Childhood sports programs have developed significantly in recent years. Loads of boys and girls are now involved in youth soccer, baseball, community basketball leagues, competitive swimming teams, and similar types of activities. Happily, sports programs are becoming progressively available for girls, whose need for such activities and whose aptitude to participate is equivalent to that of boys. If your child lines one or more of these programs, he will have an excellent opportunity for fun and health. At the same time, however, a kid poorly matched to a sports team or who must contract with impractical expectations from a coach, a parent, or even himself can have an appalling sports experience, full of with stress and hindrance.
Before your child arrives a youth sports program, evaluate his purposes as well as your own.

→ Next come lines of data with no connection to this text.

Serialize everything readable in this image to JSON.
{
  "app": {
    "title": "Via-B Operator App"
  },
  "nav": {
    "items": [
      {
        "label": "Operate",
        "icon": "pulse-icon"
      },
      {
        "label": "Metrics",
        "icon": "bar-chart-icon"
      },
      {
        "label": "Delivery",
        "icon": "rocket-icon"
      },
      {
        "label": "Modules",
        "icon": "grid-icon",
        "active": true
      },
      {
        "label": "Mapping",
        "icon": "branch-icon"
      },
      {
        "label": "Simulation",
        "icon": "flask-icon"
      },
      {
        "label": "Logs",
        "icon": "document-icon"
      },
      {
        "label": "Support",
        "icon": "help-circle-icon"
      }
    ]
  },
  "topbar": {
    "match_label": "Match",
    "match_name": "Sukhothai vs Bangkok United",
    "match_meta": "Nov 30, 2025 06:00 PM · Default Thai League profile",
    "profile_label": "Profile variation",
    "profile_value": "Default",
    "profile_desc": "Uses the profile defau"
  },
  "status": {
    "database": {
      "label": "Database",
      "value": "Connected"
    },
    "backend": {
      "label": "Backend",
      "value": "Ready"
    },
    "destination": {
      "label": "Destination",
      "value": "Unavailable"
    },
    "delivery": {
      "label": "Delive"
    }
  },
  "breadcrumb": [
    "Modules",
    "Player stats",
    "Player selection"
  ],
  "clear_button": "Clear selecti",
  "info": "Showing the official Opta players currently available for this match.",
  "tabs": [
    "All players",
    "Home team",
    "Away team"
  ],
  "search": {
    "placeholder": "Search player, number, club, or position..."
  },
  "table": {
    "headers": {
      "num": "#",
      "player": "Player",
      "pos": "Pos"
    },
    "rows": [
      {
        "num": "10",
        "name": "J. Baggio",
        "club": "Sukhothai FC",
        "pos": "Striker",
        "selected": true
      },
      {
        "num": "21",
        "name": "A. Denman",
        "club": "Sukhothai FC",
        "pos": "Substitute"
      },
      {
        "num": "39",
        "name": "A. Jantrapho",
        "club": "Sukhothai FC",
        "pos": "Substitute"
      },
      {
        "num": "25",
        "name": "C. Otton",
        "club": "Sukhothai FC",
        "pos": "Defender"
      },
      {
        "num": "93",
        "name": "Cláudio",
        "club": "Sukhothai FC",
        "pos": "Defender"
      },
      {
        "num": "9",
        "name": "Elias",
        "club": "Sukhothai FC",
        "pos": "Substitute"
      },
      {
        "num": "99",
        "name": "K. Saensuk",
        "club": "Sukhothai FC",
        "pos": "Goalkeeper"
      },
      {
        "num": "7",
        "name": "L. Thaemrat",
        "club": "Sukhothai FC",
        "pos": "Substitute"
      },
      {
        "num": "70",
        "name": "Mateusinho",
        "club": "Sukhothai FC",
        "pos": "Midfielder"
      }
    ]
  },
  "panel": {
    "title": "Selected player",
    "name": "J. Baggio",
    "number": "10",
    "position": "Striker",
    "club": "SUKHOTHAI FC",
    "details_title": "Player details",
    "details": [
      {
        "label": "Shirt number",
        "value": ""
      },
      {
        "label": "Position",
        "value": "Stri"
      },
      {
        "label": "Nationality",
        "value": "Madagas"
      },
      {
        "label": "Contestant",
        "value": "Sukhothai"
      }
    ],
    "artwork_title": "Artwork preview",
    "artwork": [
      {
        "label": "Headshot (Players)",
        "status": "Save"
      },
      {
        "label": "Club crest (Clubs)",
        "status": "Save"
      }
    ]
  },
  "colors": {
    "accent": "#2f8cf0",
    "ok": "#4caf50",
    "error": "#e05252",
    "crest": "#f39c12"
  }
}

Although both child and parent may imagine about using this as a stepping stone toward becoming an expert athlete or an Olympic champion, few members have the talent and devotion to reach those heights. Even more diffident goals are far from definite: Only one in four amazing elementary school athletes becomes a sports person in high school. Only one out of 6,600 high school football players will ever increase to the professional football ranking.
Nevertheless, there are other, more vital reasons for your child to participate in organised sports. It can lead physical fitness and develop necessary motor skills. Involvement in the sports affairs that best suits your child's skills can increase leadership skills, can boost self-confidence, teach the importance of hard work and sportsmanship, and help him deal with both success and failure. Also, by participating in sports, children often find exercise enjoyable and are more likely to establish lifelong habits of healthy exercise. Not all games prove the requirements for promoting overall fitness. Also, there are many ways for children to be fit and become active without participating in a team sport.
Dialogue with your child about his interests in sports, and what his motives may be for wanting (or in some situation, not wanting) to join in. His goals may be diverse from yours. Most children, mainly the younger ones - might say that they only want to have fun. Others may include that they want to be active and confidence to spend time and share practices with friends. You may have all of these goalmouths, too, along with the desire that your kid develop an appreciation for sports and fitness.